You should never allow a malwarescanner – whether it’s the powerful IObit Malware Fighter or the easier-to-use Malwarebytes Anti-Malware Free – to run constantly in the background looking for malware to block.
After installing any malware scanner, check that it’s not set to run at startup. If it is, it’ll run in the background continually and conflict with your AV. Download the latest version of free portable tool Autoruns (www.snipca.com/19195), launch it and wait for the list to appear. Then scroll through carefully and untick any malware scanners you find. This doesn’t disable the malware scanner; it simply stops it running at startup and gives you control over when and whether to run it.

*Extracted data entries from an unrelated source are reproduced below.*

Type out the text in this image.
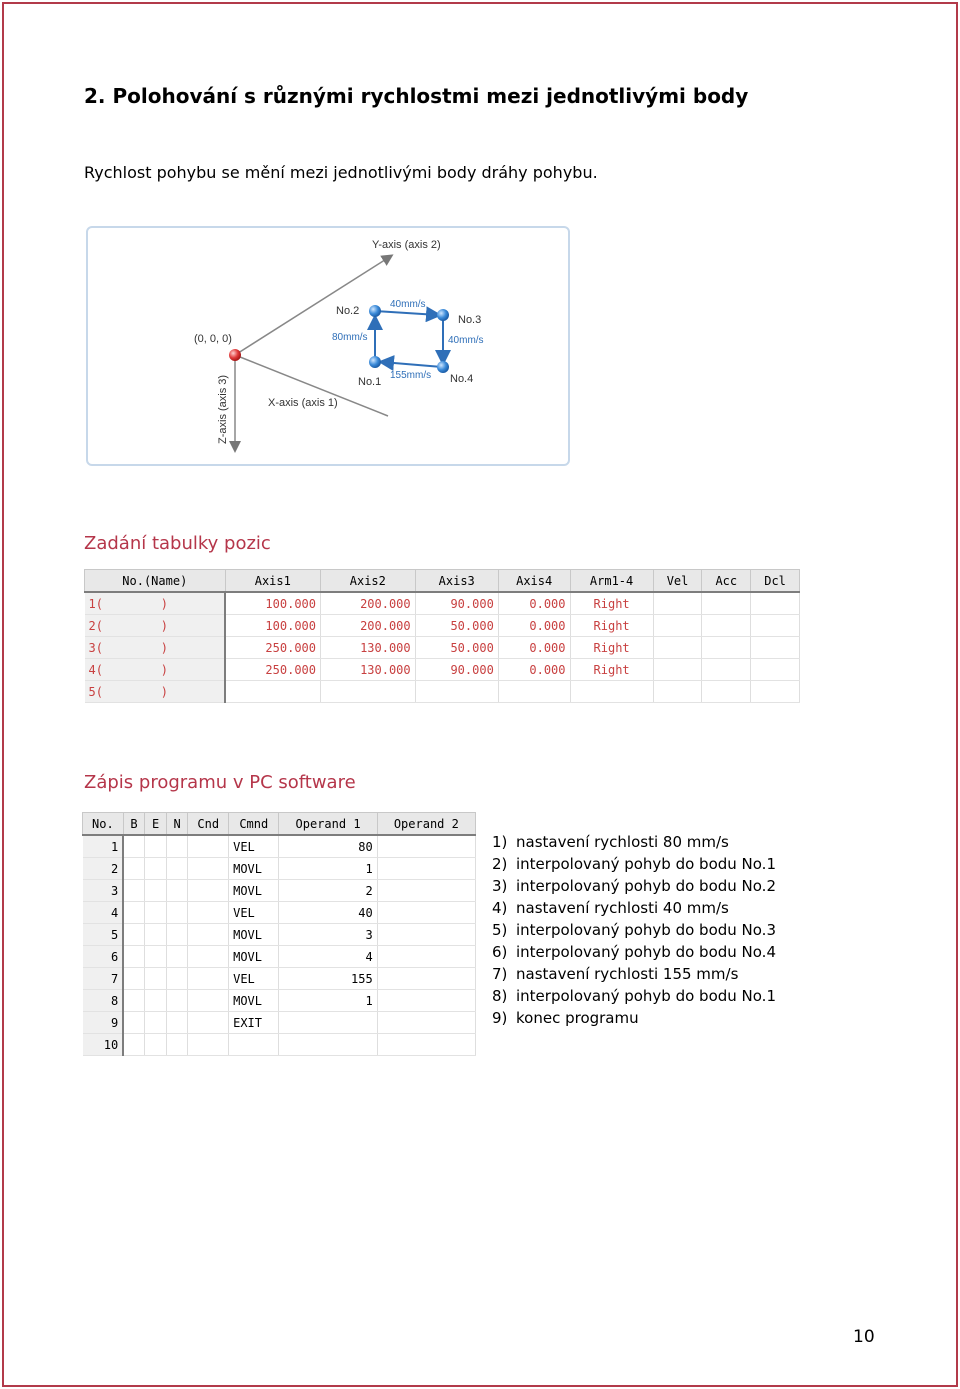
2. Polohování s různými rychlostmi mezi jednotlivými body
Rychlost pohybu se mění mezi jednotlivými body dráhy pohybu.
Y-axis (axis 2)
X-axis (axis 1)
Z-axis (axis 3)
(0, 0, 0)
No.1
No.2
No.3
No.4
80mm/s
40mm/s
40mm/s
155mm/s
Zadání tabulky pozic
No.(Name)	Axis1	Axis2	Axis3	Axis4	Arm1-4	Vel	Acc	Dcl
1(        )	100.000	200.000	90.000	0.000	Right			
2(        )	100.000	200.000	50.000	0.000	Right			
3(        )	250.000	130.000	50.000	0.000	Right			
4(        )	250.000	130.000	90.000	0.000	Right			
5(        )								
Zápis programu v PC software
No.	B	E	N	Cnd	Cmnd	Operand 1	Operand 2
1					VEL	80	
2					MOVL	1	
3					MOVL	2	
4					VEL	40	
5					MOVL	3	
6					MOVL	4	
7					VEL	155	
8					MOVL	1	
9					EXIT		
10							
1) nastavení rychlosti 80 mm/s
2) interpolovaný pohyb do bodu No.1
3) interpolovaný pohyb do bodu No.2
4) nastavení rychlosti 40 mm/s
5) interpolovaný pohyb do bodu No.3
6) interpolovaný pohyb do bodu No.4
7) nastavení rychlosti 155 mm/s
8) interpolovaný pohyb do bodu No.1
9) konec programu
10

Even the best AV – such as Kaspersky Internet Security, which has won the past seven quarterly tests run by our security team at Dennis Technology Labs (www.dennistechnologylabs.com) – is not designed to remove malware. AV and malware scanners are complementary tools – AV tries to block every malware attack, and scanners find and remove any malware your AV missed. They’re a brilliant team, but don’t run them together.
WHY ARE LEFTOVER FILES SO DANGEROUS?
When you remove a malware infection with a tool like Malwarebytes Anti-Malware Free, you’ve only removed the infection. You haven’t removed what it’s left behind. As we’ve seen with rootkits, these leftovers can include items that can be exploited remotely by cybercriminals and are very tough to remove.
Leftover malicious data may also include pieces of code or Registry files that give malware the gift of eternal life by reinstalling it at some point – or even every time you restart your computer.
Ransomware is clever, devious software. Once you think you’ve got it off your PC, there may well be files hidden in your Registry or OS that bring the ransomware bouncing back when you least expect it. Oh, and there’s worse. Leftover ransomware files are often locked by their creators so they can never be removed. Malwarebytes FileAssassin is the best tool to resolve this.